Stuttgarter Nachrichten, 04.11.2022:
Kritik der Stuttgarter Ärzteschaft: Rufnummer 116 117 – "Patienten kommen nicht durch"
ZitatNicht nur Patienten klagen über die schlechte Erreichbarkeit des ärztlichen Notdienstes. Auch die Ärzteschaft in Stuttgart schlägt Alarm: Notfälle werden nicht erreicht, die Kliniknotaufnahmen laufen mit Patienten voll. So könne es nicht weitergehen.
Zum Hintergrund: Im vergangenen Jahr hat die KV in Baden-Württemberg für die Rufnummer 116 117 zwei Callcenter eingerichtet, auf denen diese Rufnummer aufläuft. Zuvor war die Rufnummer (fast?) landesweit aufgrund Vereinbarungen mit den Trägern der Integrierten Leitstellen auf die ILS geschaltet. Das hatte nachvollziehbare Synergieeffekte, weil ggf. eine Rücksprache auf dem kurzen Dienstweg möglich war und daneben Anrufe auf der 112 an den vertragsärztlichen Bereitschaftsdienst weitergegeben oder direkt statt mit einem Rettungsmittel mit diesem beschickt werden konnten, und umgekehrt. Zudem waren Anrufer, denen die Wartezeit auf den vertragsärztlichen Bereitschaftsdienst zu lange erschien und die sich dann an die 112 gewandt haben, unmittelbar erkennbar.
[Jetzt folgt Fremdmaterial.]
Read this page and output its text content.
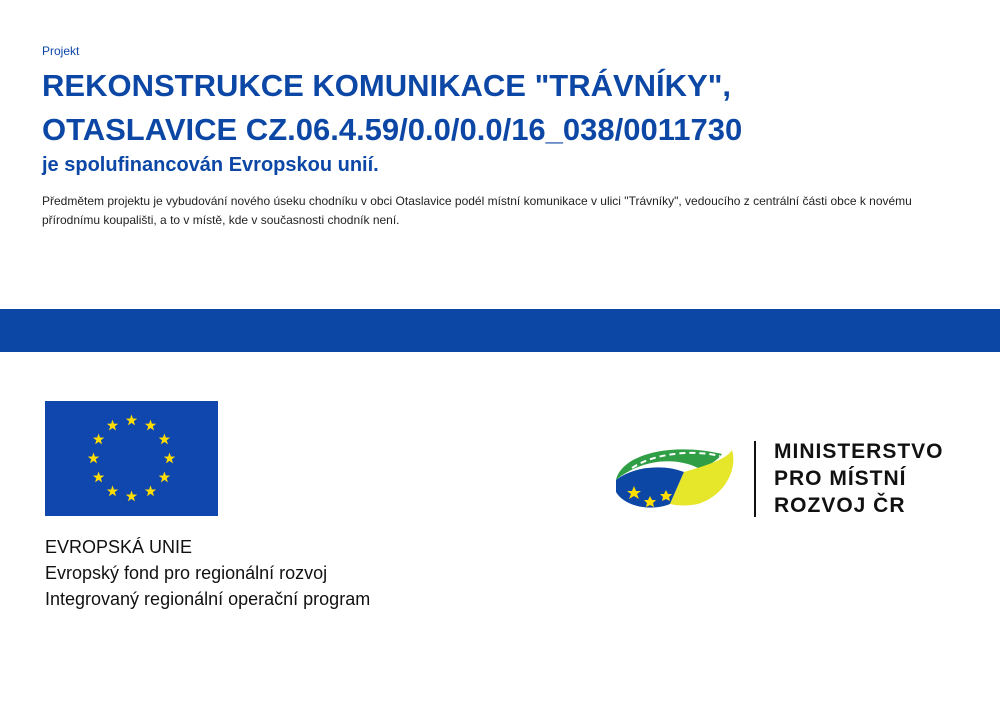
Projekt
REKONSTRUKCE KOMUNIKACE "TRÁVNÍKY",
OTASLAVICE CZ.06.4.59/0.0/0.0/16_038/0011730
je spolufinancován Evropskou unií.

Předmětem projektu je vybudování nového úseku chodníku v obci Otaslavice podél místní komunikace v ulici "Trávníky", vedoucího z centrální části obce k novému přírodnímu koupališti, a to v místě, kde v současnosti chodník není.

EVROPSKÁ UNIE
Evropský fond pro regionální rozvoj
Integrovaný regionální operační program
MINISTERSTVO
PRO MÍSTNÍ
ROZVOJ ČR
Diese Synergieeffekte sind mit dem Wechsel natürlich weggefallen. Meiner Kenntnis nach ist auch eine Weitergabe von Gesprächen von der ILS an den vertragsärztlichen Bereitschaftsdienst (oder umgekehrt) nicht möglich; vielmehr muss der Anrufer weiterverwiesen oder der Einsatz weitergegeben werden.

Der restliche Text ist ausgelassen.